Gli angiomi rubino sono molto comuni e si presentano come lesioni vascolari rilevate, come papule di colore rosso vivo o violaceo, di dimensioni pari a circa 3 mm. Sono localizzati prevalentemente al tronco e sono asintomatici. Appaiono solitamente attorno ai 30 anni e possono aumentare di numero con l'avanzare dell'età. Non hanno alcun significato clinico e rappresentano esclusivamente un problema estetico.

Lo spider angioma (o nevus aracneus o spider teleangectasia) è una lesione molto frequente che si presenta come un insieme di capillari dilatati che si distribuiscono a raggiera a partire da una piccola arteria centrale (punto rosso centrale rilevato). Ha un diametro di circa 1,5cm ed è solitamente unico. La localizzazione più frequente è al viso, agli avambracci e alle mani. Le donne sono più colpite e può essere osservato in soggetti sani oppure in associazione a condizioni di iperestrogenismo, come la gravidanza, o in pazienti sottoposti a terapia con estrogeni (contraccettivi orali) o in pazienti affetti da epatite virale o cirrosi alcolica.

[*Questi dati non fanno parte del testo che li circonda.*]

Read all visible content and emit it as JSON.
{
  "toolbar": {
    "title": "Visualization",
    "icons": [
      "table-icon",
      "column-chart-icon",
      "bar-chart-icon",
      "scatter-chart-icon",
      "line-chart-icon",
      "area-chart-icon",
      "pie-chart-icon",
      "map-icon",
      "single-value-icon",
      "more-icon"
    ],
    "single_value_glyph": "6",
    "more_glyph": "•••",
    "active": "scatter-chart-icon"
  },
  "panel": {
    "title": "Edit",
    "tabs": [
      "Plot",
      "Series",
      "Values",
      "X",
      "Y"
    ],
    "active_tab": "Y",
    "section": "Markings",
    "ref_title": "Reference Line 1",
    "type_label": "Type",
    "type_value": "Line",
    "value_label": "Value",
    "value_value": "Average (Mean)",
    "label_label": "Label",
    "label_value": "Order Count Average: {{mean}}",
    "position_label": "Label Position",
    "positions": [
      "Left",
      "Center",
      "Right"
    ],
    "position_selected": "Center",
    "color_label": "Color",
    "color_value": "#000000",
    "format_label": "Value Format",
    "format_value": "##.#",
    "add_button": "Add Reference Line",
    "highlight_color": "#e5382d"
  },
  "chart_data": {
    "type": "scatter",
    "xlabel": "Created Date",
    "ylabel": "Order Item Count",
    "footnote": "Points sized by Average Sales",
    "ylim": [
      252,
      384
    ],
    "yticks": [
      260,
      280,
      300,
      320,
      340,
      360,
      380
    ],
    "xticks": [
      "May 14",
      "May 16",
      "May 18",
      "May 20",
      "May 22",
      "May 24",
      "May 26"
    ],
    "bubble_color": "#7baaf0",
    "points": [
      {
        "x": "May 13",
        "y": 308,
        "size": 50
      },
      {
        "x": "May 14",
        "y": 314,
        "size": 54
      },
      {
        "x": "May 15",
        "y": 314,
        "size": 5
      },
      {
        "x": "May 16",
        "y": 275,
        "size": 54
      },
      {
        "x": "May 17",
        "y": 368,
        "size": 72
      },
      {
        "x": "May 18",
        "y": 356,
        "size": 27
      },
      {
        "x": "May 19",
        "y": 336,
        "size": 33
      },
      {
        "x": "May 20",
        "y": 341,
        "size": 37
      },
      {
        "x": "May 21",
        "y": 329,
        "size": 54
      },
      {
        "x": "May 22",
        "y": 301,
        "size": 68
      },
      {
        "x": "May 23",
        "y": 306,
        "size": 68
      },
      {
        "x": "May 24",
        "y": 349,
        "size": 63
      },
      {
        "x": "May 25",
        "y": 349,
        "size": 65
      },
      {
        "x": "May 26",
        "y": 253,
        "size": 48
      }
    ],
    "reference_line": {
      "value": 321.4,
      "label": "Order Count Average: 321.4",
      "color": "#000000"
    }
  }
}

Trattamenti per eliminare gli angiomi:

  • Diatermocoagulazione
  • Laser CO2
  • Laser Capillari viso
  • Luce Intensa Pulsata Medicale

Il carcinoma basocellulare è un tumore cutaneo di natura epiteliale non melanoma e rappresenta la forma più comune di patologia tumorale che l'uomo possa sviluppare nel corso della sua esistenza. Nel 90% dei casi la causa principale è l’eccessiva e cronica esposizione al sole o ai raggi ultravioletti. Nel restante 10% le cause sono da ricercare nella condizione genetica (forma familiare) o nell’uso di trattamenti con farmaci immunosoppressori. Le aree cutanee fotoesposte (volto, orecchie, collo, cuoio capelluto e dorso) sono quelle interessate con maggior frequenza dalla neoplasia. È un tumore localmente invasivo, potenzialmente aggressivo e distruttivo, ma ha una limitata capacità di metastasi.

Esistono cinque forme cliniche di carcinoma basocellulare: nodulare, ulcerativo, sclerodermiforme (cicatriziale), superficiale e pigmentato. La diagnosi corretta è posta clinicamente da un dermatologo esperto e confermata istologicamente, se necessario. Un’altro esame diagnostico semplice, rapido e poco costoso è l’esame citologico che può essere di notevole ausilio nella diagnosi differenziale con altre neoformazioni cutanee. La sua applicazione negli epiteliomi basocellulari è caratterizzata da notevole sensibilità e specificità.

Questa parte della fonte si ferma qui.